Sería una lectura equivocada.
Chile ha dado pasos importantes para fortalecer su institucionalidad en ciberseguridad. De hecho, el país fue reconocido recientemente como el líder de América Latina y el Caribe en el Índice de Madurez de Ciberseguridad elaborado por el Banco Interamericano de Desarrollo (BID) y la Organización de los Estados Americanos (OEA). Ese avance, sin embargo, sólo será sostenible si las empresas desarrollan capacidades para proteger uno de sus activos más valiosos y que son los datos.
Hoy su protección dejó de ser únicamente un tema regulatorio. Se ha transformado en un componente esencial de la continuidad operacional, la confianza de clientes y proveedores, y la resiliencia de cualquier empresa frente a un escenario donde la inteligencia artificial está acelerando tanto la innovación como las amenazas.
Cada vez más organizaciones utilizan IA para automatizar procesos, analizar información y apoyar la toma de decisiones. Pero la misma tecnología también está siendo utilizada por los cibercriminales para desarrollar campañas de phishing más convincentes, automatizar ataques y explotar vulnerabilidades con mayor velocidad. En otras palabras, mientras avanzamos en transformación digital, los atacantes también lo hacen.
Las cifras son elocuentes. El Cost of a Data Breach Report de IBM reveló que el costo promedio mundial de una filtración de datos alcanzó los US$4,88 millones en 2024, el valor más alto registrado por el estudio. A ello se suma que, según el Data Breach Investigations Report de Verizon, el factor humano sigue estando presente en la gran mayoría de los incidentes de seguridad.

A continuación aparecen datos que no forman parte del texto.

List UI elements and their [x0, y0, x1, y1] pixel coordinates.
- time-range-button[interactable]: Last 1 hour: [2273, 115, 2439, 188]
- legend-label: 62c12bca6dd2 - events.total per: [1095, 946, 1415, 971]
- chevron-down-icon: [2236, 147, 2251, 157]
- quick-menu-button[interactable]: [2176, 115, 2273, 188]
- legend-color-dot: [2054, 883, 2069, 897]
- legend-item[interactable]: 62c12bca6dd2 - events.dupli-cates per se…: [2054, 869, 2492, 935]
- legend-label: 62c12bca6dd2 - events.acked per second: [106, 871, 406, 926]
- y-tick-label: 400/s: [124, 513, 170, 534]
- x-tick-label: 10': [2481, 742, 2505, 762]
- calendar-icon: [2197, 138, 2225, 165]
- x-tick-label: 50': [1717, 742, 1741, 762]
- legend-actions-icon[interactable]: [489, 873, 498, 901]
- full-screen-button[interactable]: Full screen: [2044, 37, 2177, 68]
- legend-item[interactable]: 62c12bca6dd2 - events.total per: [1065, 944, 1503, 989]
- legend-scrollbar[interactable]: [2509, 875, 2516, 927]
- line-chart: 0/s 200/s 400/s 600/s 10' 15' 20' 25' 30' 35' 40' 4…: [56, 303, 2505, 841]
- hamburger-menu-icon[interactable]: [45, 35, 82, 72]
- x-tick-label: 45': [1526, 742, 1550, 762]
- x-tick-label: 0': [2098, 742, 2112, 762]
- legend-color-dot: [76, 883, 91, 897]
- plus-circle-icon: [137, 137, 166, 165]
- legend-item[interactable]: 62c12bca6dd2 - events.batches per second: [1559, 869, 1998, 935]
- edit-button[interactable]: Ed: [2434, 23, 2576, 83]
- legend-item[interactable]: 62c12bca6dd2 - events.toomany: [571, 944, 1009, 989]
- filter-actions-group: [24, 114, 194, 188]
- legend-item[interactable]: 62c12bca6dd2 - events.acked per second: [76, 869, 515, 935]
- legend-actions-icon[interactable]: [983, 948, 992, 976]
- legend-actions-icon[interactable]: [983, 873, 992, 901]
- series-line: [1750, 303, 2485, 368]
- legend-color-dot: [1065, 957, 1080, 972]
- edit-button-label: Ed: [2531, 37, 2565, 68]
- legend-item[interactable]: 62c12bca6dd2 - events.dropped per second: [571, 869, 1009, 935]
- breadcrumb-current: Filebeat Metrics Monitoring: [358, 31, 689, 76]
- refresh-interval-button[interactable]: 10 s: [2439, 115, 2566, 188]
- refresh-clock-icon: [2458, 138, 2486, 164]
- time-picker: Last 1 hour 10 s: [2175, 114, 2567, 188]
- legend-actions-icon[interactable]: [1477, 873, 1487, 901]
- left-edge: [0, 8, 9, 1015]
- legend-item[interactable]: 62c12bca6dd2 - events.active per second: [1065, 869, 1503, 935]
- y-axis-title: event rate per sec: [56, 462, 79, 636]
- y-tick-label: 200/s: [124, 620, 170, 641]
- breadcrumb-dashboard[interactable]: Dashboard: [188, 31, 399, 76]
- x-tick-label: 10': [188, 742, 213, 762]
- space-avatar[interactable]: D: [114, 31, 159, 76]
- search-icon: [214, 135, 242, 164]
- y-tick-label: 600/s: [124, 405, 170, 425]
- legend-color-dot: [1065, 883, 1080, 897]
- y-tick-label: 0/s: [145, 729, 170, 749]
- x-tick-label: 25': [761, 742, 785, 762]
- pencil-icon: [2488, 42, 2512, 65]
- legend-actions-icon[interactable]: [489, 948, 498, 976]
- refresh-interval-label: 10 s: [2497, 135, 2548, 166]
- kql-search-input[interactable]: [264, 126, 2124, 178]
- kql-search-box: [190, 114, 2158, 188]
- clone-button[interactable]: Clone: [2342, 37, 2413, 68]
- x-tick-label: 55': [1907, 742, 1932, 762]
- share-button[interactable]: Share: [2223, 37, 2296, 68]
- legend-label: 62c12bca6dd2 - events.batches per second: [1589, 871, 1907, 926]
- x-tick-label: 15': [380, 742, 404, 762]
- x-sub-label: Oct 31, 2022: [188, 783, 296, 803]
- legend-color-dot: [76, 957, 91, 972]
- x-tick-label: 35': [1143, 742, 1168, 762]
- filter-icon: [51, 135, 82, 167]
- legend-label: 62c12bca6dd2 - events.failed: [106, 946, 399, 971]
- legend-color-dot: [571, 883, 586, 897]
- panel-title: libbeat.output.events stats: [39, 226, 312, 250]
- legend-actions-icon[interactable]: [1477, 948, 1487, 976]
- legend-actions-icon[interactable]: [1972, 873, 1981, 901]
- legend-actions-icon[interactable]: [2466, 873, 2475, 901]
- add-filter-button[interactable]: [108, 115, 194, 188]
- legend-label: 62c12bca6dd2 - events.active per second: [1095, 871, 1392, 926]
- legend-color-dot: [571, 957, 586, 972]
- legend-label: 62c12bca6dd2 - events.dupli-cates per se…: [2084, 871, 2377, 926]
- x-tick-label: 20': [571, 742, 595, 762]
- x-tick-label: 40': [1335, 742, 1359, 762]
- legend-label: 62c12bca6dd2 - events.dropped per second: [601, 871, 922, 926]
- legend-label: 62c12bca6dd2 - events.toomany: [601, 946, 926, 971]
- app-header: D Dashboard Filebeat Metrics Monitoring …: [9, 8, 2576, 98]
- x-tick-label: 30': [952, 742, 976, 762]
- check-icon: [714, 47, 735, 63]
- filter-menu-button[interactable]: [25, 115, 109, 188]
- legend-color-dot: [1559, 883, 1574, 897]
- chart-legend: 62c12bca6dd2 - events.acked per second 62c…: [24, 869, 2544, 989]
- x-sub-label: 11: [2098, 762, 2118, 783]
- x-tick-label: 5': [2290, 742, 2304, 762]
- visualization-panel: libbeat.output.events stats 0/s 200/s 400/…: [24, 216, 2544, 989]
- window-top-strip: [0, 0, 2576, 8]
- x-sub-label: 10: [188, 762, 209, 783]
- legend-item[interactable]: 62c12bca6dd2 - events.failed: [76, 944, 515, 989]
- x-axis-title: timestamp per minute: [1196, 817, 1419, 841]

Por eso, el verdadero debate no debería centrarse en si la ley comienza a regir algunos meses antes o después. La pregunta es otra: ¿cuántas empresas conocen realmente dónde están sus datos críticos?, ¿quién puede acceder a ellos y cómo se están utilizando, especialmente en sistemas de inteligencia artificial?
Las organizaciones que esperen la entrada en vigencia de la ley para comenzar ese camino probablemente llegarán tarde. La regulación podrá postergarse. Las amenazas, en cambio, seguirán evolucionando todos los días. Y la confianza que una empresa pierde tras una filtración de datos tarda mucho más en recuperarse que cualquier plazo legislativo.